Before Abi died, I was the fittest I had ever been in my life. I ran half marathons, I worked out 3 or 4 times a week, I had energy and felt healthy. I finally felt happy in my own skin! After Abi died I couldn’t eat initially, then I found I could eat and I ate too much. If you ever have a problem with comfort eating it will come into its own here!

I believed I would soon die anyway, so what was the point? What was the point in slogging my guts out running a race? Four years later I’ve had two babies so have put my body under new pressure, I have an unexplained heart problem and I’m on anti-anxiety medication. I don’t exercise. I have eaten whatever I wanted. I have battered my body with as much sugar and fat and bad food as I could manage. I gained a lot of weight and saw symptoms I’d never felt before, which only added to my anxiety and depression. What is the point of eating healthily? Abi was the epitome of health yet she still died.

Well, there’s every need.

You need to be healthy to cope with the emotional stress that grief will put on you. Living with symptoms of illness is truly horrible for you and those around you, and it is depressing.
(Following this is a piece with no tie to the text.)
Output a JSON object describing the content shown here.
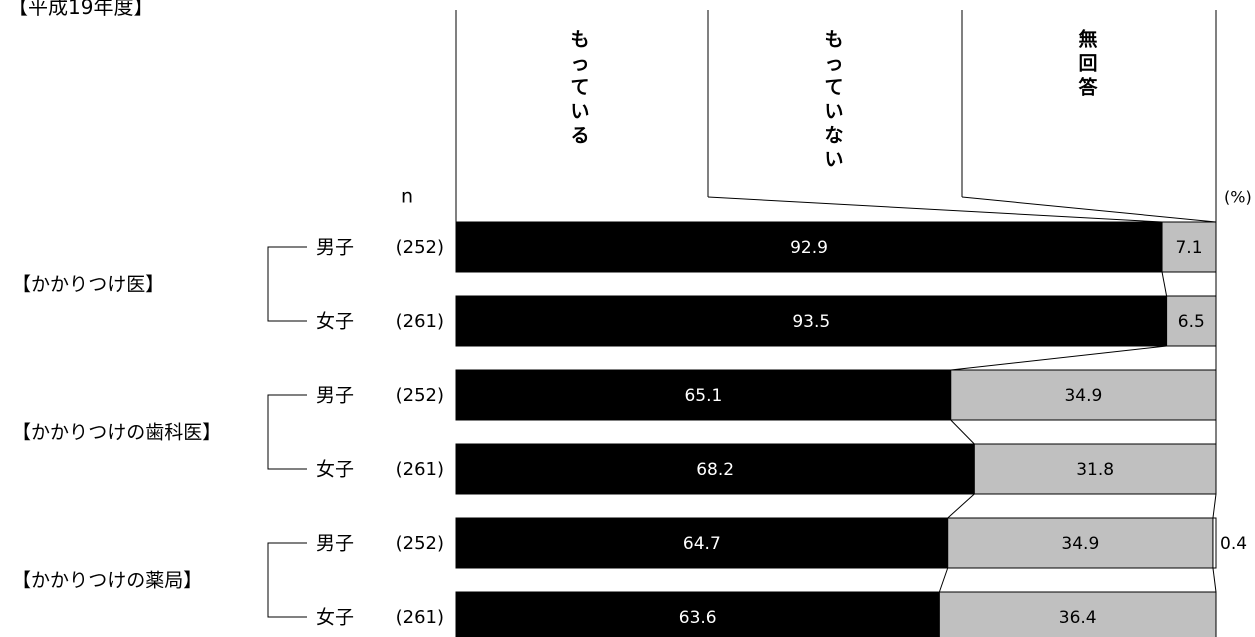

It is inevitable that you will live on long after your loss (as much as you may not believe it), so it’s best to do this feeling as physically well as you can – don’t add diabetes, heart disease and chronic illness to your stresses too.

I am only now addressing my health because my body is forcing me too. I have children who need me. I cannot afford for them to see me give up and die slowly. Yes, the cause of my problems is most likely what I’ve been eating, but I put it all down to grief as the primary factor. I was not like this before Abi died at all.

If you have things that are bothering you, your weight, your lack of activity, your stress levels, do something about it today. Do your research and find out ways to heal your body and feel better. It will help you massively when grief or a stressful situation takes over.

 

I hope this has helped. I don’t wish to be ‘doom and gloom’ but we really must stop believing that it’s the doctors who are gods (yes, they are bloody amazing but they are human too), that we will all get to live to 100 years old and that our bodies will never go wrong….

Prepare yourself for the winter so that you can enjoy today.